War, Enlightenment and Nationalism

We can now turn to those general developments which effected the most striking change during the eighteenth century.

The most obvious motors of change throughout the century were war and the underlying shifts in the state system which brought war about. Before the 1790s, conflict in Eastern Europe occurred for reasons not perceptibly different from those which had occasioned it in the past: dynastic ambition, territorial aggrandisement and the economic self-interest of states.

A general development more difficult to assess was what is called, for want of a better term, the Enlightenment. In its most widely accepted usage, Enlightenment has been taken to mean the spread of a more rational way of thinking, to begin with in the sciences and other scholarly fields but gradually extending to all spheres of human endeavour, including the organisation of government and the beginnings of social reform. In Eastern Europe as elsewhere, it is important to distinguish between the efforts of rulers and public figures to promote more rational and hence more efficient government — efforts which were not necessarily dependent on enlightened thinking — and the spread of ideas and attitudes later in the century, which clearly did derive from an accepted model of Enlightenment.

A third development which was in part a product of the Enlightenment, but also a reaction to it, was nationalism. Nationalism as an ideology was very clearly imported into Eastern Europe from the West, and it was not consciously adopted by more than a handful of people in the region until late in the century.

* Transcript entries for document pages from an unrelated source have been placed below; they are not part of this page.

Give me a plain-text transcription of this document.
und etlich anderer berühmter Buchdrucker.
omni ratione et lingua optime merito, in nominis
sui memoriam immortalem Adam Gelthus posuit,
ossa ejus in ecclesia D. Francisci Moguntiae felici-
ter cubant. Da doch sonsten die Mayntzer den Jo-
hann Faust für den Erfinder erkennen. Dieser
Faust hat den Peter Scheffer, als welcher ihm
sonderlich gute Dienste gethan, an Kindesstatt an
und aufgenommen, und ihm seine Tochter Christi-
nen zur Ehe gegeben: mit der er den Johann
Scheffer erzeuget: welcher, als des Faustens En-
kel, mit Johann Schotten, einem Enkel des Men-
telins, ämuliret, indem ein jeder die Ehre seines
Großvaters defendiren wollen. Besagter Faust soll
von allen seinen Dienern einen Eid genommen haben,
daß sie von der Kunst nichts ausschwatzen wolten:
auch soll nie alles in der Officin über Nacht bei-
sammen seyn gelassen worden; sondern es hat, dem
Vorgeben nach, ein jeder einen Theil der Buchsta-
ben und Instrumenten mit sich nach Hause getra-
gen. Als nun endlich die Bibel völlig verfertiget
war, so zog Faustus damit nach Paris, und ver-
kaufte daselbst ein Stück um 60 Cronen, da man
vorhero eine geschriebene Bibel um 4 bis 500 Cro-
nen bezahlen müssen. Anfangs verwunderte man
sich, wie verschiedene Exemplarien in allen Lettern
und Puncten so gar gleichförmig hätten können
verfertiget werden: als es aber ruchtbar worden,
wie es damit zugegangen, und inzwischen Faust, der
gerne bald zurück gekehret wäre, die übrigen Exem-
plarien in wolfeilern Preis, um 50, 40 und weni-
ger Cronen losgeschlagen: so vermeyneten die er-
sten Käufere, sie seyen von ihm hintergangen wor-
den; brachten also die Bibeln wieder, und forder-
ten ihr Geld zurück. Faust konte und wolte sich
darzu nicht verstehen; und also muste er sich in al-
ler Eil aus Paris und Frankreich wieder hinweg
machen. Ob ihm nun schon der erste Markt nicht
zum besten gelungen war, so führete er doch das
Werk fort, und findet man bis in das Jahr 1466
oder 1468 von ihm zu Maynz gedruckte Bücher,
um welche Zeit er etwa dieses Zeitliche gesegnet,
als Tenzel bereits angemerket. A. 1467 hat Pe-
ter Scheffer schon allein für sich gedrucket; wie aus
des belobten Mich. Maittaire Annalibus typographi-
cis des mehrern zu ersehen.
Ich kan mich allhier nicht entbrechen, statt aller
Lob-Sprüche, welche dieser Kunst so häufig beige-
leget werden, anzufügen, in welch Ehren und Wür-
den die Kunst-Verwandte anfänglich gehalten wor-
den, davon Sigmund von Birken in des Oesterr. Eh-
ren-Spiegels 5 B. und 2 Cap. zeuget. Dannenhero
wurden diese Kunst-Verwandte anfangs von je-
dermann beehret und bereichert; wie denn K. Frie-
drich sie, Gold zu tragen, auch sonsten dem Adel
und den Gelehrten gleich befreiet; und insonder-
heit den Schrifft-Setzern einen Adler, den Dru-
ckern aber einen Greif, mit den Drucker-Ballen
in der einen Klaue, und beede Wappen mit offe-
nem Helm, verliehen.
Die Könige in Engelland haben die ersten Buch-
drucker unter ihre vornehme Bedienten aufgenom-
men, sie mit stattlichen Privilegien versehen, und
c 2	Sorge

However, the nature of nationalism in Eastern Europe was quite distinct from that of Western Europe, and national consciousness expressed itself to begin with in cultural rather than political forms in most cases.

Finally, both Enlightenment thinking and the new consciousness of the nation contributed at the end of the century to the French Revolution, which marked a radical departure from everything which went before it. The revolutionary wars of the 1790s not only caused a major upheaval in the international order but also introduced the disruptive new element of ideological conflict and political radicalism, even in far-off Eastern Europe. Even more explosively, the example of the French nation in arms gave a long-term impetus to East European nationalism, which is impossible to underestimate, even if its immediate effects must not be exaggerated.